Weapon interactions deserve their own attention. Beam, projectile, and homing weapons each have different lifecycle bugs: projectiles that never despawn, lock-on that persists after the target dies, splash damage applied to the firer. Log the active projectile count, current lock target, and ammo state. When a player reports my missiles do nothing, the report with target and projectile state tells you whether it is a lock bug, a despawn bug, or working as intended against a part with high resistance.

Multiplayer and netcode desync

Most mech combat ships with multiplayer, and that adds desync to the bug catalog. One player sees a mech standing, another sees it fallen; a weapon hits on one client and whiffs on another. These bugs are invisible in single-client logs because each client is internally consistent. You need correlating data: a match ID, the player's network role, their measured latency, and the authoritative tick number at the moment of the disputed event.

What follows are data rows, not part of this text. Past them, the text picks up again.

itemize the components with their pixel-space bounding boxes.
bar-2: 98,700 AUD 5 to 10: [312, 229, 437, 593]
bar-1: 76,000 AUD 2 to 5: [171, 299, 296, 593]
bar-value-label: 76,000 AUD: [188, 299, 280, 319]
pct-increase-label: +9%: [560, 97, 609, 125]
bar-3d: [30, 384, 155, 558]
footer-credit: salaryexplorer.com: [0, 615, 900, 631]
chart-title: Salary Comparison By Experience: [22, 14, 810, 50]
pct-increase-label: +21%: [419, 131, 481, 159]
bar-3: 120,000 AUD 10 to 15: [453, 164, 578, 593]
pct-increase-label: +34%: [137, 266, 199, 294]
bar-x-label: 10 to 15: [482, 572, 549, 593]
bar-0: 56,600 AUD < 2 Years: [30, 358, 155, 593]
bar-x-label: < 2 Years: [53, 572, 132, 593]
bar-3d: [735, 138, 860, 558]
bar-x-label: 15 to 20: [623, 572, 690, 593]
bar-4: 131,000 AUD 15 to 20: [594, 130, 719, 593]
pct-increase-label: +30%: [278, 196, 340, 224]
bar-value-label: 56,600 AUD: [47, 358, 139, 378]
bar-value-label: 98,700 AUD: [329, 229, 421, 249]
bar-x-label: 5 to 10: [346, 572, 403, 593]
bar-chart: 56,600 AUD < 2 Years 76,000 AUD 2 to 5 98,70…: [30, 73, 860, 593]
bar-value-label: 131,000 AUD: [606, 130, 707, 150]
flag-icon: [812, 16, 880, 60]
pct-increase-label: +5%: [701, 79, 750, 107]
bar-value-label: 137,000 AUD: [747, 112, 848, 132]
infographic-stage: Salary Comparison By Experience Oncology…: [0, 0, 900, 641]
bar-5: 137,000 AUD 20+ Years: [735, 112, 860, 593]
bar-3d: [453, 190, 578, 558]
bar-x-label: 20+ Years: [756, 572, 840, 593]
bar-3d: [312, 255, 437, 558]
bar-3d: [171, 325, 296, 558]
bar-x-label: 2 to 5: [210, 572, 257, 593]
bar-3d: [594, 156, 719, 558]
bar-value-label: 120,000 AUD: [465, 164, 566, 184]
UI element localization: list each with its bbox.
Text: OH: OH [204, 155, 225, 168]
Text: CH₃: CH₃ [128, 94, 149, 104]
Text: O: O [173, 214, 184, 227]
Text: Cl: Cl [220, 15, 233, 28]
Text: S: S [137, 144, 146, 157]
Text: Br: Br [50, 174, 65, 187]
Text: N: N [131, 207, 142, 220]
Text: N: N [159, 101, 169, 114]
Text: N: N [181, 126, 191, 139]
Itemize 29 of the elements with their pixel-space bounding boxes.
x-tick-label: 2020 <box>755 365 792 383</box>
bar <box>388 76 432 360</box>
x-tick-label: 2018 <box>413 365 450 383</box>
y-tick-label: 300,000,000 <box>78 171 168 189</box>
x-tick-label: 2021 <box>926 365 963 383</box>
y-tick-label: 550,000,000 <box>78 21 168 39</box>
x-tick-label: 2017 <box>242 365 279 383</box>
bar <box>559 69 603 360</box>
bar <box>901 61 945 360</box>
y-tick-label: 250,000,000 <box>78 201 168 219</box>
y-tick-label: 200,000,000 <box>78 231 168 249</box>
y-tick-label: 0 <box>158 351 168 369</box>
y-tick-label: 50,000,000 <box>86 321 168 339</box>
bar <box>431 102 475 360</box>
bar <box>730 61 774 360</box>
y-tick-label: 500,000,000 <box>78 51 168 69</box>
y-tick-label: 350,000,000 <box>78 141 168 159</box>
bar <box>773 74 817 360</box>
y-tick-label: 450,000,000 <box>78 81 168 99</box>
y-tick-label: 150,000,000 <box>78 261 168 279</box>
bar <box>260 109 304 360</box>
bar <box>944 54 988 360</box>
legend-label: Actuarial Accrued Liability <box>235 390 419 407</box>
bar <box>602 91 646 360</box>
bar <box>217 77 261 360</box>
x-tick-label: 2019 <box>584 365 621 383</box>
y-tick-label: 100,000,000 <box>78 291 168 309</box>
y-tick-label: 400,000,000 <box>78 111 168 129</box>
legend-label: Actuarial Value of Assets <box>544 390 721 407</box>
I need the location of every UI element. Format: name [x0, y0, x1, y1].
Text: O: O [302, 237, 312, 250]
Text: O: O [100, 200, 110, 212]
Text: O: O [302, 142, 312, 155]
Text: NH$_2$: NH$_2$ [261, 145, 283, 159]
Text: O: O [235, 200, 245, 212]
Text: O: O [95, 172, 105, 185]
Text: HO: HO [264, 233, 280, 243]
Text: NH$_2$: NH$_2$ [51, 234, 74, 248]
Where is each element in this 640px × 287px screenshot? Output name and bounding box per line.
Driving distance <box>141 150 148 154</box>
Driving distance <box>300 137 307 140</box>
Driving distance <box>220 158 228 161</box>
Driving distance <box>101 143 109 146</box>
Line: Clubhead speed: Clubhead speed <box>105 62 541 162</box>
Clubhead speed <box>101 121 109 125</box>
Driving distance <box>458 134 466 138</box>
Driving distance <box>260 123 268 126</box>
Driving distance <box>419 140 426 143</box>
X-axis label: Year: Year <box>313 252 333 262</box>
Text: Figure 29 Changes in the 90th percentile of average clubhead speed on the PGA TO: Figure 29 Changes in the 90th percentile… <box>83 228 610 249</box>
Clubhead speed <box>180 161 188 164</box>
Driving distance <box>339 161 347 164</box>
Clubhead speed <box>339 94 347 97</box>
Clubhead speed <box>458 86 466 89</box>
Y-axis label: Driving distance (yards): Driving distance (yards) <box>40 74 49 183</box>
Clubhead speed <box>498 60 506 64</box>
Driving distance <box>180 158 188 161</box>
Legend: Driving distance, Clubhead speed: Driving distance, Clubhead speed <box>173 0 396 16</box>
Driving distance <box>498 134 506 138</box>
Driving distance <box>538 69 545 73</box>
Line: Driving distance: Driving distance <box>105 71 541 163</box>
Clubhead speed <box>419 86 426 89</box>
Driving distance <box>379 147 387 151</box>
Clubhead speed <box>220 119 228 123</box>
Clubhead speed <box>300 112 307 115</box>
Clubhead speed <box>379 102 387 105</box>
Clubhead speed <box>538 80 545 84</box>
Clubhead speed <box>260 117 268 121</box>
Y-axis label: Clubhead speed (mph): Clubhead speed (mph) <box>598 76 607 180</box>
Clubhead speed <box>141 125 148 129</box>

When two reports from the same match carry the same match ID and tick, you can line them up and see the divergence directly. Often the root cause is a non-deterministic physics result, the exact thing that makes mech games hard, where two clients integrate the same impulse slightly differently and drift apart. Capturing the seed and the input stream around the event lets you replay both sides and find the frame where they split.

Setting it up with Bugnet

Bugnet gives you an in-game report button that fires the moment a player hits a bug, and it captures game state automatically. For a mech game you wire that capture to include the full loadout, per-limb armor, current heat, the active match ID and tick, and a short ring buffer of physics state. The player just describes what felt wrong; the snapshot carries everything you actually need. Crashes, including the physics solver blowing up, arrive with a stack trace and full device and platform context so you can tell a content bug from an engine fault.

Because the same overheat or clipping bug gets reported by many players, Bugnet folds duplicate reports into one issue with an occurrence count. That count is your priority signal: a clipping glitch with four reports waits, while a heat exploit with two hundred jumps the queue. Custom fields let you store loadout hash and arena ID, and player attributes track platform and input device, so you can filter the dashboard down to the exact configuration where a bug lives instead of reading a thousand individual reports.

Building a repro culture for your mech team

The payoff of all this capture is a team habit: nobody triages a mech bug without first spawning the exact mech that produced it. When the loadout, heat, and physics state travel with the report, a gameplay engineer can reconstruct the failing setup in a debug arena in under a minute. That speed changes behavior, because a bug that is cheap to reproduce gets fixed instead of deferred, and the customization space stops being a black hole.

Make a small set of canonical test loadouts that exercise the extremes: maximum mass, maximum heat output, one severed limb, and a deliberately unbalanced center of mass. Run them through your physics and netcode every build. Combined with field reports that carry real state, you build outward from the cases players actually hit toward a mech sandbox that rarely surprises you. The robots get more elaborate; the bug reports get more boring, which is exactly the goal.

Mech bugs hide in the loadout times physics space. Capture the equipped parts and the joint state and a robot that exploded mysteriously becomes a recipe you can replay.